This file picture shows Anil Kakodkar, Chairman, Atomic Energy Commission (extreme left), and B. Bhattacharjee, Director, Atomic Research Centre (centre), at the reverse osmosis section of the nuclear desalination plant at Kalpakkam. The plant was commissioned more than 18 months ago. - Photo: K. Gajendran

CHENNAI, JAN. 24. A mobile desalination plant that will be mounted on a barge, moving some metres off the coastline, is under development at the Bhabha Atomic Research Centre (BARC), Trombay. It can desalinate seawater or brackish water into potable water, and supply it to the villages on the shore. It can also be mounted on a trailer or a vehicle on land, and desalinate water at places where there is water scarcity.

Anil Kakodkar, Chairman, Atomic Energy Commission, told The Hindu: "This barge-mounted desalination plant is under development" at the BARC. "It will be ready by the end of the Tenth Plan, may be in 2006 or 2007. People are working out the engineering details," he said. It will produce 30 tonnes to 50 tonnes of drinking water a day.

"It can go on any platform. It can go by water route or land route. But the first idea is to put it on a barge," the AEC Chairman said. On the sea, it would float, depending on the draught. "The barge may be able to come within 10 metres of the shore," he said. But there should be a storage tank on the shore, which can be filled with the water desalinated. Similarly, if it is trailer-mounted, it can be parked near a storage tank that can be filled with fresh water. Pipes from the mobile desalination plant will fill the storage tanks with purified water.

In another important development, a massive desalination plant that will produce 45 lakh litres of potable water a day will start functioning in six months at Kalpakkam, 55 km from Chennai. "Work is progressing fast on that," he said. It would use multi-stage flash (MSF) technology. A big desalination plant, that produces 18 lakh litres of potable water a day, is already functioning at Kalpakkam for more than 18 months now. This uses reverse osmosis technology. The18 lakh litres of water are used at the Kalpakkam site, where there are several nuclear facilities.
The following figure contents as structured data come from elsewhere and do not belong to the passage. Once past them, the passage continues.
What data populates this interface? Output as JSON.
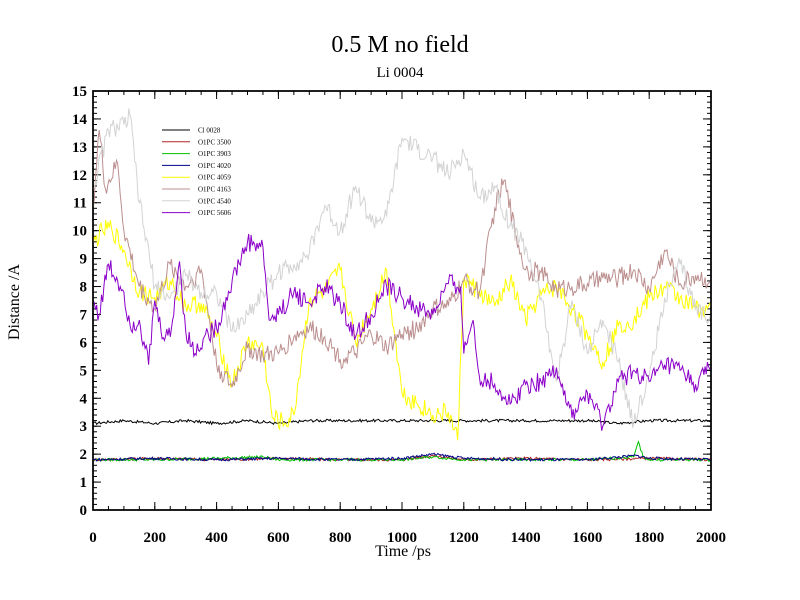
{
  "chart_data": {
    "type": "line",
    "title": "0.5 M no field",
    "subtitle": "Li 0004",
    "xlabel": "Time /ps",
    "ylabel": "Distance /A",
    "xlim": [
      0,
      2000
    ],
    "ylim": [
      0,
      15
    ],
    "x_ticks": [
      0,
      200,
      400,
      600,
      800,
      1000,
      1200,
      1400,
      1600,
      1800,
      2000
    ],
    "y_ticks": [
      0,
      1,
      2,
      3,
      4,
      5,
      6,
      7,
      8,
      9,
      10,
      11,
      12,
      13,
      14,
      15
    ],
    "grid": false,
    "legend_position": "top-left",
    "series": [
      {
        "name": "Cl 0028",
        "color": "#000000",
        "x": [
          0,
          100,
          200,
          300,
          400,
          500,
          600,
          700,
          800,
          900,
          1000,
          1100,
          1200,
          1300,
          1400,
          1500,
          1600,
          1700,
          1800,
          1900,
          2000
        ],
        "y": [
          3.1,
          3.2,
          3.1,
          3.2,
          3.1,
          3.2,
          3.1,
          3.2,
          3.2,
          3.2,
          3.2,
          3.2,
          3.2,
          3.2,
          3.2,
          3.2,
          3.2,
          3.1,
          3.2,
          3.2,
          3.2
        ]
      },
      {
        "name": "O1PC 3500",
        "color": "#b22222",
        "x": [
          0,
          200,
          400,
          600,
          800,
          1000,
          1100,
          1200,
          1400,
          1600,
          1800,
          2000
        ],
        "y": [
          1.8,
          1.85,
          1.8,
          1.85,
          1.8,
          1.8,
          1.95,
          1.8,
          1.85,
          1.8,
          1.85,
          1.8
        ]
      },
      {
        "name": "O1PC 3903",
        "color": "#00c000",
        "x": [
          0,
          200,
          400,
          550,
          600,
          800,
          1000,
          1100,
          1200,
          1400,
          1600,
          1750,
          1765,
          1780,
          1800,
          2000
        ],
        "y": [
          1.8,
          1.8,
          1.85,
          1.9,
          1.8,
          1.8,
          1.8,
          1.9,
          1.8,
          1.8,
          1.8,
          1.9,
          2.45,
          1.9,
          1.8,
          1.8
        ]
      },
      {
        "name": "O1PC 4020",
        "color": "#00008b",
        "x": [
          0,
          200,
          400,
          600,
          800,
          1000,
          1100,
          1200,
          1400,
          1600,
          1760,
          1800,
          2000
        ],
        "y": [
          1.8,
          1.85,
          1.8,
          1.85,
          1.8,
          1.85,
          2.0,
          1.85,
          1.8,
          1.8,
          1.95,
          1.85,
          1.8
        ]
      },
      {
        "name": "O1PC 4059",
        "color": "#ffff00",
        "x": [
          0,
          30,
          60,
          100,
          150,
          200,
          250,
          300,
          350,
          400,
          450,
          500,
          550,
          580,
          620,
          650,
          700,
          750,
          800,
          850,
          900,
          950,
          1000,
          1050,
          1100,
          1150,
          1180,
          1200,
          1250,
          1300,
          1350,
          1400,
          1450,
          1500,
          1550,
          1600,
          1650,
          1700,
          1750,
          1800,
          1850,
          1900,
          1950,
          2000
        ],
        "y": [
          9.5,
          10.0,
          10.1,
          9.3,
          7.8,
          7.6,
          8.2,
          7.3,
          7.4,
          6.2,
          4.5,
          6.0,
          5.8,
          3.3,
          3.1,
          3.4,
          7.5,
          7.8,
          8.6,
          6.0,
          7.2,
          8.6,
          4.2,
          3.8,
          3.4,
          3.5,
          2.5,
          8.3,
          7.8,
          7.3,
          8.2,
          6.8,
          7.7,
          8.0,
          7.2,
          6.3,
          5.3,
          6.6,
          6.8,
          7.6,
          8.0,
          7.6,
          7.2,
          7.3
        ]
      },
      {
        "name": "O1PC 4163",
        "color": "#bc8f8f",
        "x": [
          0,
          20,
          40,
          80,
          100,
          150,
          200,
          250,
          300,
          350,
          400,
          450,
          500,
          550,
          600,
          650,
          700,
          750,
          800,
          850,
          900,
          950,
          1000,
          1050,
          1100,
          1150,
          1200,
          1250,
          1300,
          1330,
          1370,
          1400,
          1450,
          1500,
          1550,
          1600,
          1650,
          1700,
          1750,
          1800,
          1850,
          1900,
          1950,
          2000
        ],
        "y": [
          10.8,
          13.6,
          11.5,
          12.4,
          10.0,
          8.0,
          7.2,
          8.8,
          8.0,
          8.6,
          5.2,
          4.4,
          5.8,
          5.5,
          5.6,
          6.2,
          6.5,
          6.2,
          5.4,
          5.6,
          6.3,
          5.8,
          6.3,
          6.5,
          7.2,
          7.3,
          8.2,
          7.8,
          10.8,
          11.8,
          9.8,
          8.6,
          8.5,
          7.9,
          8.0,
          8.1,
          8.3,
          8.3,
          8.6,
          7.9,
          9.3,
          8.1,
          8.4,
          8.2
        ]
      },
      {
        "name": "O1PC 4540",
        "color": "#d3d3d3",
        "x": [
          0,
          50,
          100,
          120,
          150,
          200,
          250,
          300,
          350,
          400,
          450,
          500,
          550,
          600,
          650,
          700,
          750,
          800,
          850,
          900,
          950,
          1000,
          1050,
          1100,
          1150,
          1200,
          1250,
          1300,
          1350,
          1400,
          1450,
          1500,
          1550,
          1600,
          1650,
          1700,
          1750,
          1800,
          1850,
          1900,
          1950,
          2000
        ],
        "y": [
          11.5,
          13.6,
          13.8,
          14.1,
          11.0,
          8.0,
          7.6,
          8.4,
          7.8,
          7.8,
          6.4,
          7.0,
          7.8,
          8.5,
          8.8,
          9.2,
          10.9,
          10.0,
          11.6,
          10.3,
          10.5,
          13.3,
          12.9,
          12.6,
          12.0,
          12.8,
          11.2,
          11.6,
          10.2,
          9.4,
          7.6,
          4.6,
          7.5,
          5.6,
          6.8,
          5.3,
          3.1,
          4.8,
          7.6,
          8.8,
          7.2,
          6.9
        ]
      },
      {
        "name": "O1PC 5606",
        "color": "#8b00c8",
        "x": [
          0,
          20,
          50,
          80,
          100,
          120,
          150,
          180,
          200,
          220,
          250,
          280,
          300,
          330,
          360,
          400,
          450,
          500,
          550,
          570,
          600,
          650,
          700,
          750,
          800,
          850,
          900,
          950,
          1000,
          1050,
          1100,
          1150,
          1190,
          1200,
          1230,
          1250,
          1300,
          1350,
          1400,
          1450,
          1500,
          1550,
          1600,
          1650,
          1700,
          1750,
          1800,
          1850,
          1900,
          1950,
          2000
        ],
        "y": [
          7.5,
          7.0,
          8.8,
          8.2,
          7.8,
          6.6,
          6.8,
          5.2,
          7.5,
          6.4,
          6.2,
          8.9,
          6.4,
          5.6,
          6.2,
          6.5,
          8.2,
          9.6,
          9.4,
          6.8,
          7.0,
          7.8,
          7.4,
          8.0,
          7.4,
          6.2,
          7.0,
          8.0,
          7.6,
          7.2,
          7.0,
          8.1,
          8.0,
          5.6,
          6.8,
          4.8,
          4.5,
          3.8,
          4.5,
          4.6,
          5.1,
          3.3,
          4.2,
          3.0,
          4.6,
          5.0,
          4.6,
          5.2,
          5.0,
          4.5,
          5.1
        ]
      }
    ]
  }
}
When it becomes functional, the entire plant with a capacity of 63 lakh litres a day will be the world's largest seawater hybrid desalination plant to be coupled to a nuclear power station. These two plants are located adjacent to the Madras Atomic Power Station (MAPS), Kalpakkam, which has two reactors generating electricity. These two desalination plants are linked to the MAPS, and have been built by the Desalination Division, BARC, Trombay.

In the MSF process, which the 45-lakh litre a day desalination plant will use, seawater is evaporated by using steam. It will make use of the low-pressure steam obtained from the turbines of the MAPS. This evaporated seawater at above atmospheric pressure is led to a lower pressure unit, which results in the release of vapour that is condensed to get potable water. In the reverse osmosis process, saline water or effluent water is forced through a semi-permeable membrane in excess of osmotic pressure and potable water is produced. The membrane, made of polymeric material, has big and small pores. Big tanks filled with layers of pebble, sand and activated carbon remove suspended salt particles from the water.

Dr. Kakodkar added, "We have a big desalination plant at Kalpakkam. We want to grow on that experience."

From 1975, the BARC, the premier Research and Development centre of the Department of Atomic Energy, has erected a number of desalination plants in Andhra Pradesh, Gujarat, Rajasthan, Port Blair and on the BARC campus itself at Trombay.